Ребята ушли в полночь, а мы с Ви перемыли и вытерли всю посуду. Жалобное пение скрипки еще стояло у нас в ушах. Протягивая мне последнюю сухую тарелку, Ви зевнула.
— Чудесный получился вечер. Давненько не было у меня такого дивного вечера, — сказала она.
— Если не считать этой истерички.
— Не суди ее строго, ей и так в жизни не повезло. А Зики, кажется, влюблен в тебя по уши.
— Зики не в моем вкусе.
— Пусть, но здоровые отношения с кем-нибудь вроде Зики помогли бы тебе выбраться из той ямы, которую вырыл тебе твой Праймус. И потом, кто знает… Зики обаятелен, хорош собой и, кажется, не глуп. По-моему, шикарный парень. И может, он еще вырастет в твоих глазах…
— Ви, Иезекиль Фельчер давным-давно перестал быть шикарным парнем. В 1995 году перестал.
— Вся твоя проблема, Солнышко, в том, что ты не можешь посмотреть дальше своего тесного снобистского мирка, — заявила Ви, грохнув об стол очередной тарелкой. — В Темплтоне для тебя, видите ли, все не так хороши. В твоей маленькой головке так уж сложилось, что если они живут в Темплтоне, значит, это люди второго сорта.
— Как ты не права, — возразила я.
— Я как раз права, — не унималась мать. — Но это моя вина, это я вырастила тебя такой. Я все толкала тебя куда-то вперед, лелеяла в тебе честолюбие, и теперь ты стыдишься признаться, откуда ты родом. Но я на этот счет не очень переживаю, у тебя это пройдет.

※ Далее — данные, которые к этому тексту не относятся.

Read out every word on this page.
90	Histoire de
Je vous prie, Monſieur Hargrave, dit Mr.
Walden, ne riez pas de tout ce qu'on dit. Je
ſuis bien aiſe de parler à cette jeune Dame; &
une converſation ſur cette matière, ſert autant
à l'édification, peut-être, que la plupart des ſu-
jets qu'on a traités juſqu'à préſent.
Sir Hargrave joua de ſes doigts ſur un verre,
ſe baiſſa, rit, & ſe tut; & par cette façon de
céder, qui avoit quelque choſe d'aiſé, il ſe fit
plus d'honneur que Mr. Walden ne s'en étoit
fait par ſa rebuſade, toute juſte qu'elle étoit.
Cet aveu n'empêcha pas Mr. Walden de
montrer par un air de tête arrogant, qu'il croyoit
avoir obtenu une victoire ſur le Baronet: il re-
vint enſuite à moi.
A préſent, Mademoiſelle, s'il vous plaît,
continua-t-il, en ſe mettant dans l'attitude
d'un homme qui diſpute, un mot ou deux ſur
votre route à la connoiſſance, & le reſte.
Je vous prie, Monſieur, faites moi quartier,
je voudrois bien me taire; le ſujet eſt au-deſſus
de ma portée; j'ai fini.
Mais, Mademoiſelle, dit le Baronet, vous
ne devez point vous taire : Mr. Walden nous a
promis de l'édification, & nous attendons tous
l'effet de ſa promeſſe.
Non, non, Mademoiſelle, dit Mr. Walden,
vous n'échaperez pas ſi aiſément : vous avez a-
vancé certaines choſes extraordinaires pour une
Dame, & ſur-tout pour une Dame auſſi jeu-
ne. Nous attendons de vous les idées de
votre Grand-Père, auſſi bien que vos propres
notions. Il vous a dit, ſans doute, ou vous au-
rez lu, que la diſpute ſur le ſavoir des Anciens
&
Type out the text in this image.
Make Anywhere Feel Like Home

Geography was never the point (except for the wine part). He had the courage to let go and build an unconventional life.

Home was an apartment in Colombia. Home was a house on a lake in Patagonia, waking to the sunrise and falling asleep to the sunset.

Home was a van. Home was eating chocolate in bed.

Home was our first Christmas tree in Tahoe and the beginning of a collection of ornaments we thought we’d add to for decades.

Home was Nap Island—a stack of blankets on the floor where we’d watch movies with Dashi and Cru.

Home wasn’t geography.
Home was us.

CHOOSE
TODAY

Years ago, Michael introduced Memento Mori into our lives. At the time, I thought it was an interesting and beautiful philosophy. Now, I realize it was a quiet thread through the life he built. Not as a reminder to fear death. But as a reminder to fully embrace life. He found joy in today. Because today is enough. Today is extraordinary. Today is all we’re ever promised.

Поезжай в свой Сан-Франциско, живи там, как тебе хочется, а когда-нибудь тебя потянет в Темплтон, и ты вернешься.
Я собиралась сказать ей, что в Темплтон меня вряд ли потянет, но промолчала — не хотела ее расстраивать.
— Может, так оно и будет, — вздохнула я. — Если я вообще разгребу эти кучи дерьма, в которые залезла благодаря своему папаше.
— Сколько времени в твоем распоряжении? — осведомилась мать.
— Шесть дней, — сказала я. — А потом поеду на выручку Салли, а то он там совсем сна лишился. Кларисса говорит, он сейчас как зомби. Говорит, ее роль себе присвоил — это ей, дескать, полагается быть в их семье полудохлой. — И, заметив, что эти слова покоробили Ви, я прибавила: — Нет, ну она как-то смешнее это выразила.